By April 30, 2016No Comments

HERE’S a question. Rather than obsessing over your team’s next manager or fulminating over the form of that centre-forward who is so slow he started that run into the box in the last century or berating that eejit that sits next to you and spouts nonsense all season, what about pondering the future?

What about looking at where Scottish football will be in, say, 10 years? What about contemplating the state of the game and wondering just exactly what that smell is coming from the creek and agonising over where one put that paddle?

This not another call for a think tank. Scottish football has had so many reviews one would think it is a Hollywood blockbuster. It is not. It is a low budget tragedy and the viewer, sorry fan, either embraces that or walks away.

The financial reality dictates that Scottish football can no longer compete in Europe. This will become more rather than less difficult over the next few seasons. It is death by a billion television deals. It is also execution by the giants of other lands. These behemoths need not be household names.
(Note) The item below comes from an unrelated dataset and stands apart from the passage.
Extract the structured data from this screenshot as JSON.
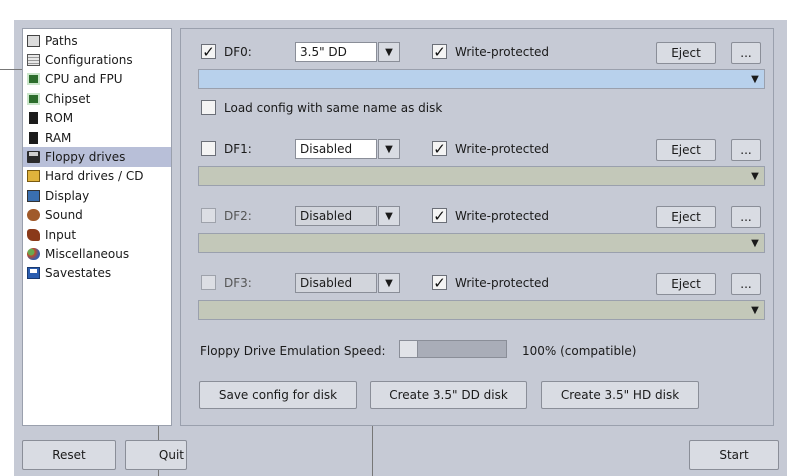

Last week I was in Munich and watched 1860 play Eintracht Braunschweig in front of more than 20,000 fans in the Allianz Arena.

These clubs play in the second tier of German football and are as near to European football in terms of Champions or Europa League as they are to the far side of the moon. 1860 Munich are struggling to avoid relegation and Eintracht seemed to have their minds on a vacation in the Black Forest with a stein or two of beer. Yet the standard was above that of the SPFL Premiership. I hazard, too, that so was the respective teams’ wage budgets.

Yet somehow we pretend that if only Celtic find a new manager, if only Rangers can challenge in the Premiership, if only Aberdeen find a central defender then all will be well, or at least significantly better. The reality is that we have an enthusiastic, committed fan base – more per head go to games in Scotland than anywhere else in Europe – but a significantly diminished product. There is no mystery to why this state of affairs exists. There is no big television deal, no chance of one on the offing and wages elsewhere will draw away any talent that springs up.

So here are the questions. You are a Scottish football fan. You know the way the game is heading. Will you still be watching in 10 years? And, if so, what do you expect to be the standard?